新リース会計について 第1回「リース会計基準のおさらいと新リース基準の概要」

リース会計基準のおさらい

「リース取引」とは、特定の物件の所有者(貸手)が借手に対し、一定期間使用する権利を与え、借手がリース料を支払う取引を指します。現行のリース会計基準では、以下の特徴があります:

1. 借手における処理

  • リース取引は、ファイナンスリース取引とオペレーティングリース取引に区分され、それぞれの区分に従って売買処理(オンバランス処理)または賃貸借処理(オフバランス処理)として会計処理されます。ファイナンスリース取引か否かを判断するのは、 支払リース料やリース期間を基準に処理が決まります。また、変動リース料など一部のリース取引はそもそもリース会計の対象外となっていました。

(リースの借手処理)

名称 要件 借手の処理
ファイナンス
リース
ノンキャセラブル
フルペイアウト
売買処理
(オンバランス)
オペレーティング
リース
ファイナンスリース以外のリース 賃貸借処理
(オフバランス)

2. 課題

  • リース取引として計上する範囲が明確に定義されていませんでした。
  • 一部のリース取引(例:変動リース料のリース契約)が会計基準の対象外であり、リース取引の実態が十分反映されない場合がありました。
  • リース取引がオペレーティングリース取引に分類され、賃貸借処理(オフバランス処理)となった場合には、借入金で資金を調達し投資対象を購入した場合(購入した資産と借入金がオンバランスになる)と比較して、会社が得られる効果は同じであるのに対し、財務諸表の見え方が異なることが問題となっていました。

新リース基準の概要(大きく変わる借手の処理)

「新リース基準では、リースの借手に対する会計処理が大きく変更されます。リースの借手は、従来の「オペレーティングリース取引」と「ファイナンスリース取引」の区分を廃止し、「使用権モデル」という新しい方法を採用して、単一のモデルで会計処理を行います。また、新会計基準では、リースの識別の定義が新しく規定され、リース会計の対象範囲も明確化されています。

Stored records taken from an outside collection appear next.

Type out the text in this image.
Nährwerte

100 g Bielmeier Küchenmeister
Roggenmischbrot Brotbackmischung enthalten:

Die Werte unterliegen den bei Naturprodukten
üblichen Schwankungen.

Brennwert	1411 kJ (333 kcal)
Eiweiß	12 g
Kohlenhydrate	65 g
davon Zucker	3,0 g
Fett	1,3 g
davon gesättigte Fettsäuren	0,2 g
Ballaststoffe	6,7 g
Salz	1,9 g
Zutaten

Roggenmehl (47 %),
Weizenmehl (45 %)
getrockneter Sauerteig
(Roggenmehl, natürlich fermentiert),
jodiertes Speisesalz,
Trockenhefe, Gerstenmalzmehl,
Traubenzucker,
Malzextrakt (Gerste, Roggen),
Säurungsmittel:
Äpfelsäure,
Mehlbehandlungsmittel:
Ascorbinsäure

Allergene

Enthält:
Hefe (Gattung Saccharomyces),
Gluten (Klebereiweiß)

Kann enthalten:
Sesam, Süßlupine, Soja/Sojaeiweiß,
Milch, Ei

今回の新基準はIFRS16号の「リース」と整合的な会計処理を採用しています。そのため、国際的な会計処理の統一化もさらに進むことになります。

新リース会計基準により、リースの借手には次のような変化が生じます:

1. オンバランス処理の採用

  • リース取引に該当した取引の借手については、原則として「使用権資産」と同時に「リース負債」を計上することになります。これにより、リース取引がオンバランス処理されることになります。

2. 財務諸表への影響

  • 従来賃貸借処理していたリース取引について、使用権資産を計上するため、総資産残高が増加し、財務比率に影響を与えます。
  • 使用権資産はリース負債に対応する資産として計上されるため、その資産性は限定的です。

3. 適用範囲の拡大

  • 定義が明確となったために、これまで基準の対象外だった変動リース料やその他の取引にも適用されます。

新リース会計の適用時期

新リース基準及び適用指針が公表され、2027年4月1日以降開始する事業年度からすべての上場会社に適用されます。また、新基準に合わせて既存の会計基準の改正も行われています

改正された会計基準は下記です。非常に広い範囲で改定が行われていることがわかるかと思います。

企業会計基準第35号「『固定資産の減損に係る会計基準』の一部改正」及び適用指針
企業会計基準第36号「『連結キャッシュ・フロー計算書等の作成基準』の一部改正(その2)」及び実務指針
改正企業会計基準第18号「資産除去債務に関する会計基準」 及び適用指針
改正企業会計基準第20号「賃貸等不動産の時価等の開示に関する会計基準」及び適用指針
改正企業会計基準第29号「収益認識に関する会計基準」及び適用指針
改正企業会計基準適用指針第10号「企業結合会計基準及び事業分離等会計基準に関する適用指針
改正企業会計基準適用指針第13号「関連当事者の開示に関する会計基準の適用指針」
改正企業会計基準適用指針第15号「一定の特別目的会社に係る開示に関する適用指針」
改正企業会計基準適用指針第19号「金融商品の時価等の開示に関する適用指針」
改正移管指針「移管指針の適用」
改正移管指針第9号「金融商品会計に関する実務指針
改正移管指針第10号「特別目的会社を活用した不動産の流動化に係る譲渡人の会計処理に関する実務指針
改正移管指針第13号「特別目的会社を活用した不動産の流動化に係る譲渡人の会計処理に関する実務指針についてのQ&A」

リース会計は、上記のように、リースの借手に大きな影響をもたらします。財務諸表に与えるインパクトが大きいため、新基準適用後の財政状態がどうなるかを気になる人が多いと思いますが、実は、それ以上にリース会計の適用に対する内部統制についても大きな変更が必要になることのほうが、企業に与える影響は大きいと思います。

今後、何回かに分けて、新リース会計の具体的な内容や、内部統制について情報提供していきたいと思います!